I am very far from an expert, so I hope my answer is useful for you, but I hope also that people who know more than I do will supplement or correct my answer.
Let me fix a commutative ring (or...) $k$. The first thing to recall is that the Brauer group of $k$ is very close to the etale homology group $\mathrm H^2(\operatorname{spec} k, \mathbb G_m)$. For example, when $k$ is a field, then etale homology is group homology for the Galois group, and (writing $k^s$ for the separable closure of $k$) one has $\text{Brauer} = \mathrm H^2(\operatorname{Gal}(k^s/k),(k^s)^\times)$, where $(k^s)^\times$ is the group of units in $k^s$. Grothendieck asked (and at least in some cases answered, but I don't know the history) whether one actually has Brauer=H^2 in general, where "Brauer" is defined by Azumaya algebras and corresponds geometrically to projective bundles over $\operatorname{spec} k$ (modulo proj(vector bundles)). The answer is that one does have an inclusion of Brauer into H^2, but it is not onto in general. First, every Azumaya algebra represents a torsion element in H^2, and in general H^2 has non-torsion part. But in fact there can be torsion in H^2 that also is not in Brauer. To fix these problems, see for example Heinloth and Schröer, "The bigger brauer group and twisted sheaves", 2009. (Sorry, I don't have an arXiv number, but I can email the pdf if you can't find it online.) Perhaps these are the infinite-dimensional algebras you're looking for. If memory serves, I learned this story from Pete L. Clark here on MathOverflow. (If memory has misserved me, I apologize!)

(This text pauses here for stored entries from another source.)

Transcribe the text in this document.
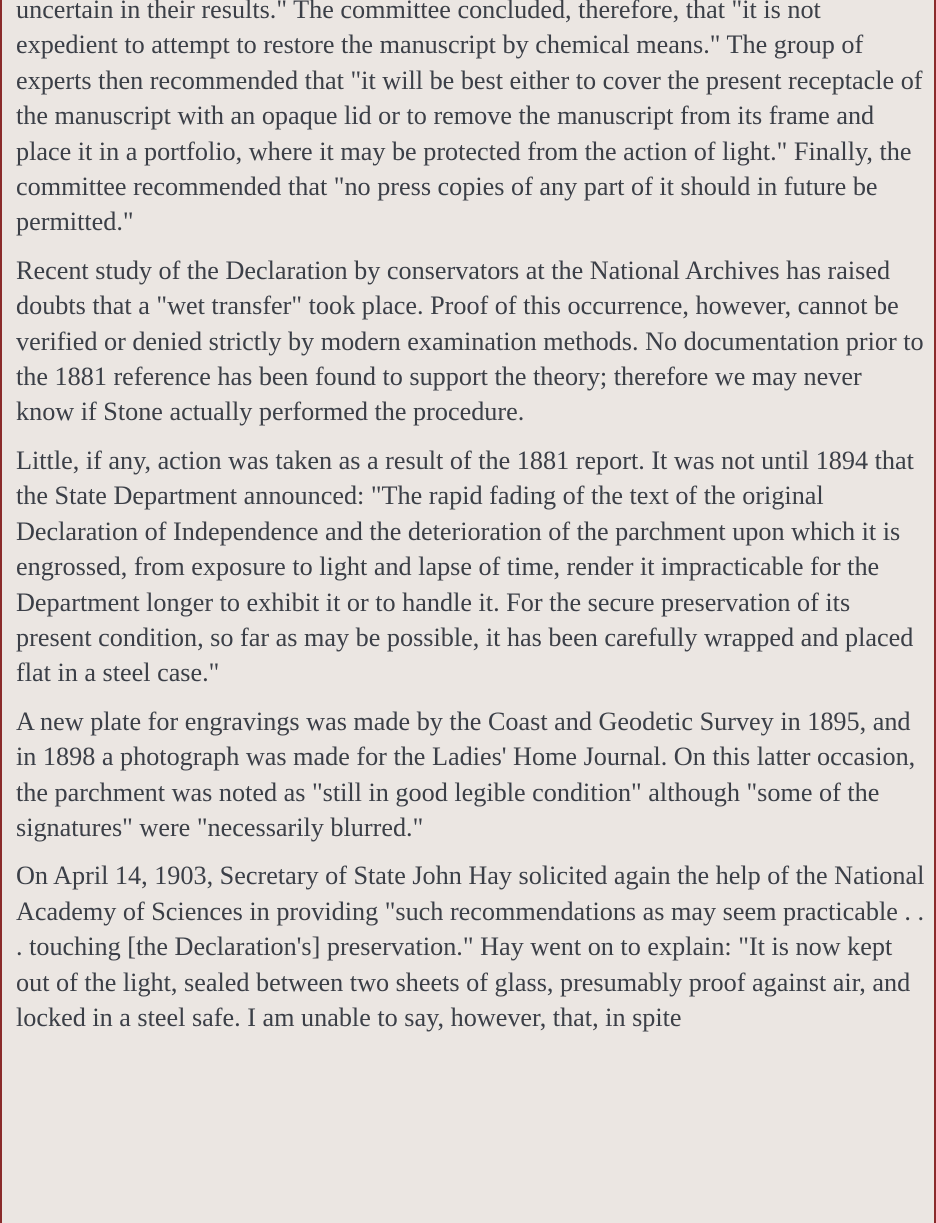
uncertain in their results." The committee concluded, therefore, that "it is not expedient to attempt to restore the manuscript by chemical means." The group of experts then recommended that "it will be best either to cover the present receptacle of the manuscript with an opaque lid or to remove the manuscript from its frame and place it in a portfolio, where it may be protected from the action of light." Finally, the committee recommended that "no press copies of any part of it should in future be permitted."

Recent study of the Declaration by conservators at the National Archives has raised doubts that a "wet transfer" took place. Proof of this occurrence, however, cannot be verified or denied strictly by modern examination methods. No documentation prior to the 1881 reference has been found to support the theory; therefore we may never know if Stone actually performed the procedure.

Little, if any, action was taken as a result of the 1881 report. It was not until 1894 that the State Department announced: "The rapid fading of the text of the original Declaration of Independence and the deterioration of the parchment upon which it is engrossed, from exposure to light and lapse of time, render it impracticable for the Department longer to exhibit it or to handle it. For the secure preservation of its present condition, so far as may be possible, it has been carefully wrapped and placed flat in a steel case."

A new plate for engravings was made by the Coast and Geodetic Survey in 1895, and in 1898 a photograph was made for the Ladies' Home Journal. On this latter occasion, the parchment was noted as "still in good legible condition" although "some of the signatures" were "necessarily blurred."

On April 14, 1903, Secretary of State John Hay solicited again the help of the National Academy of Sciences in providing "such recommendations as may seem practicable . . . touching [the Declaration's] preservation." Hay went on to explain: "It is now kept out of the light, sealed between two sheets of glass, presumably proof against air, and locked in a steel safe. I am unable to say, however, that, in spite
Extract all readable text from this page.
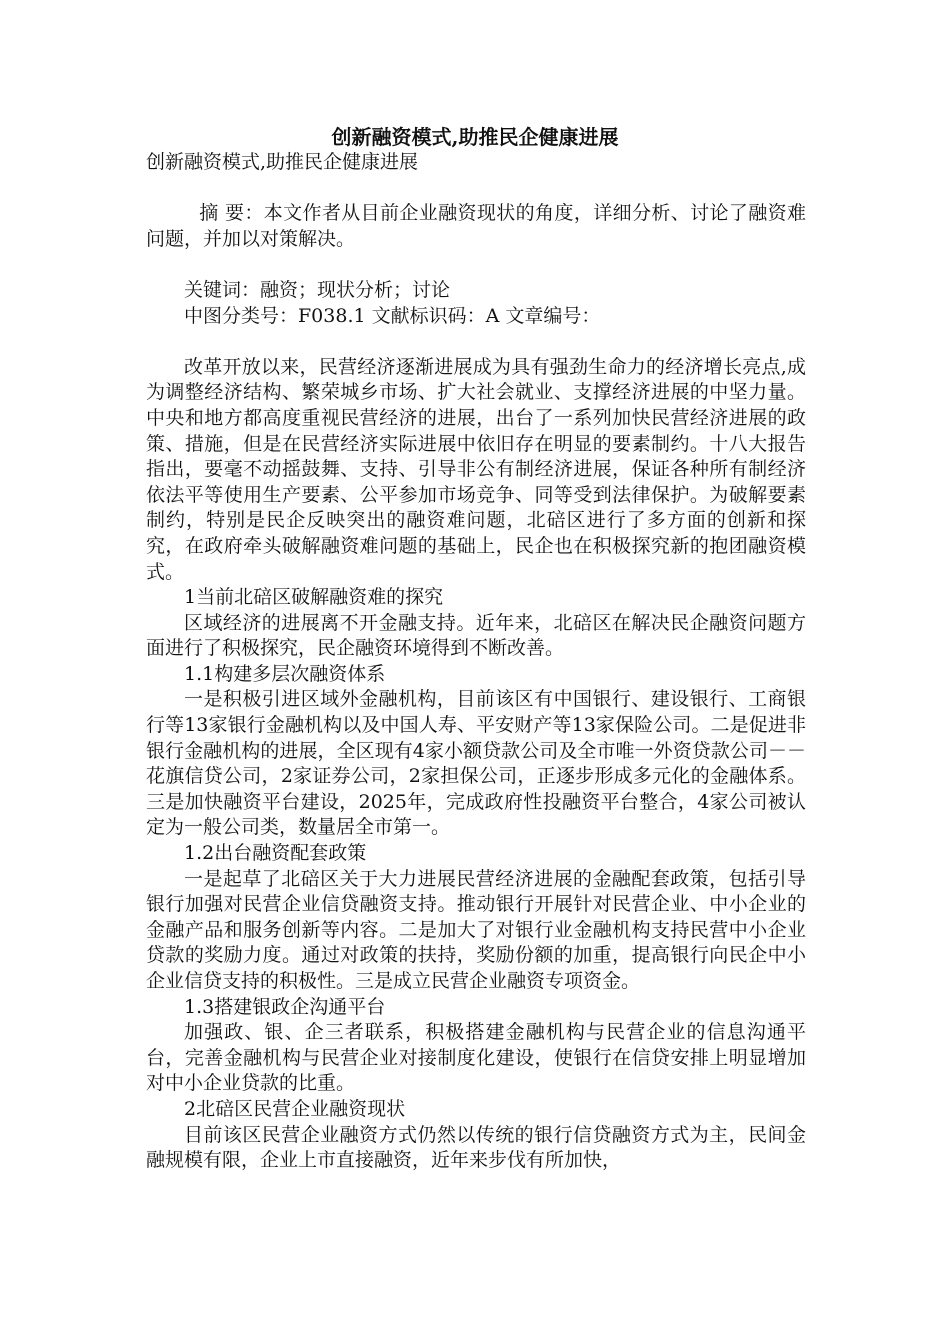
创新融资模式,助推民企健康进展

创新融资模式,助推民企健康进展

摘 要：本文作者从目前企业融资现状的角度，详细分析、讨论了融资难问题，并加以对策解决。

关键词：融资；现状分析；讨论

中图分类号：F038.1 文献标识码：A 文章编号：

改革开放以来，民营经济逐渐进展成为具有强劲生命力的经济增长亮点,成为调整经济结构、繁荣城乡市场、扩大社会就业、支撑经济进展的中坚力量。中央和地方都高度重视民营经济的进展，出台了一系列加快民营经济进展的政策、措施，但是在民营经济实际进展中依旧存在明显的要素制约。十八大报告指出，要毫不动摇鼓舞、支持、引导非公有制经济进展，保证各种所有制经济依法平等使用生产要素、公平参加市场竞争、同等受到法律保护。为破解要素制约，特别是民企反映突出的融资难问题，北碚区进行了多方面的创新和探究，在政府牵头破解融资难问题的基础上，民企也在积极探究新的抱团融资模式。

1当前北碚区破解融资难的探究

区域经济的进展离不开金融支持。近年来，北碚区在解决民企融资问题方面进行了积极探究，民企融资环境得到不断改善。

1.1构建多层次融资体系

一是积极引进区域外金融机构，目前该区有中国银行、建设银行、工商银行等13家银行金融机构以及中国人寿、平安财产等13家保险公司。二是促进非银行金融机构的进展，全区现有4家小额贷款公司及全市唯一外资贷款公司－－花旗信贷公司，2家证券公司，2家担保公司，正逐步形成多元化的金融体系。三是加快融资平台建设，2025年，完成政府性投融资平台整合，4家公司被认定为一般公司类，数量居全市第一。

1.2出台融资配套政策

一是起草了北碚区关于大力进展民营经济进展的金融配套政策，包括引导银行加强对民营企业信贷融资支持。推动银行开展针对民营企业、中小企业的金融产品和服务创新等内容。二是加大了对银行业金融机构支持民营中小企业贷款的奖励力度。通过对政策的扶持，奖励份额的加重，提高银行向民企中小企业信贷支持的积极性。三是成立民营企业融资专项资金。

1.3搭建银政企沟通平台

加强政、银、企三者联系，积极搭建金融机构与民营企业的信息沟通平台，完善金融机构与民营企业对接制度化建设，使银行在信贷安排上明显增加对中小企业贷款的比重。

2北碚区民营企业融资现状

目前该区民营企业融资方式仍然以传统的银行信贷融资方式为主，民间金融规模有限，企业上市直接融资，近年来步伐有所加快，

There is a story I have told myself, but I don't know a reference or let alone a precise statement. Let me be imprecise about some list of "nice categorical properties", and wrap everything up into the word "green". ("green" may include words like "presentable" or "abelian" or ....) Then for example the category $K = \text{Mod}_k$ of right $k$-modules is a green category. Because $k$ is commutative, $K$ has a natural structure as symmetric-monoidal category. For any algebra $A$ over $k$, one can also consider the green category $\text{Mod}_A$ of right $A$-modules. Any such module is also a left $k$-module, and so there is an operation of $k$-modules on $A$-modules, and this makes $\text{Mod}_A$ into some categorified version of left $K$ module. In general, we can consider a 2-category whose objects are green categories equipped with the structure of left $K$-module; I will call this 2-category $_K\text{MOD}$.
Then since $K$ is symmetric monoidal, $_K\text{MOD}$ carries a natural structure as symmetric monoidal 2-category. After you've decided what "green" means, a natural question to ask is: What are the "units" in $_K\text{MOD}$? For comparison, the group of units in $K = \text{Mod}_k$ are precisely the line bundles over $\operatorname{spec} k$, i.e. the Picard group $\mathrm H^1(\operatorname{spec} k,\mathbb G_m)$. So this is a sort of "2-Picard group", and the "0-Picard group" is $\mathbb G_m(k) = \mathrm{GL}_1(k) = \mathrm H^0(\operatorname{spec} k,\mathbb G_m)$.
When "green" means "is the representation theory of an algebra", probably this "2-Picard group" is the classically-defined Brauer group on the nose. What you would like to believe (but as I said, I have no theorem to this effect) is that for the correct definition of "green", the 2-Picard group is precisely $\mathrm H^2(\operatorname{spec} k,\mathbb G_m)$. Then the answer to your question is that rather than looking for infinite-dimensional algebras that extend the Brauer group, what you should be asking for are representation theories that behave as if they were representations of an "infinite-dimensional" central simple algebra. And you should believe that the story continues for the correct categorification of "green".
But then I think that even for the correct definition of "green", over a field you don't get anything new. That's because we already have Brauer = H^2 on the nose, and so you should believe that all reasonable definitions of "green" have the same group of units. Most generally, there is a weakening of "unit" to "dualizable object" and probably when $k$ is a field, all reasonable definitions of "green" give the same class of dualizable objects in $_K\text{Mod}$. But I'm starting to digress far from your original question, and so I will stop.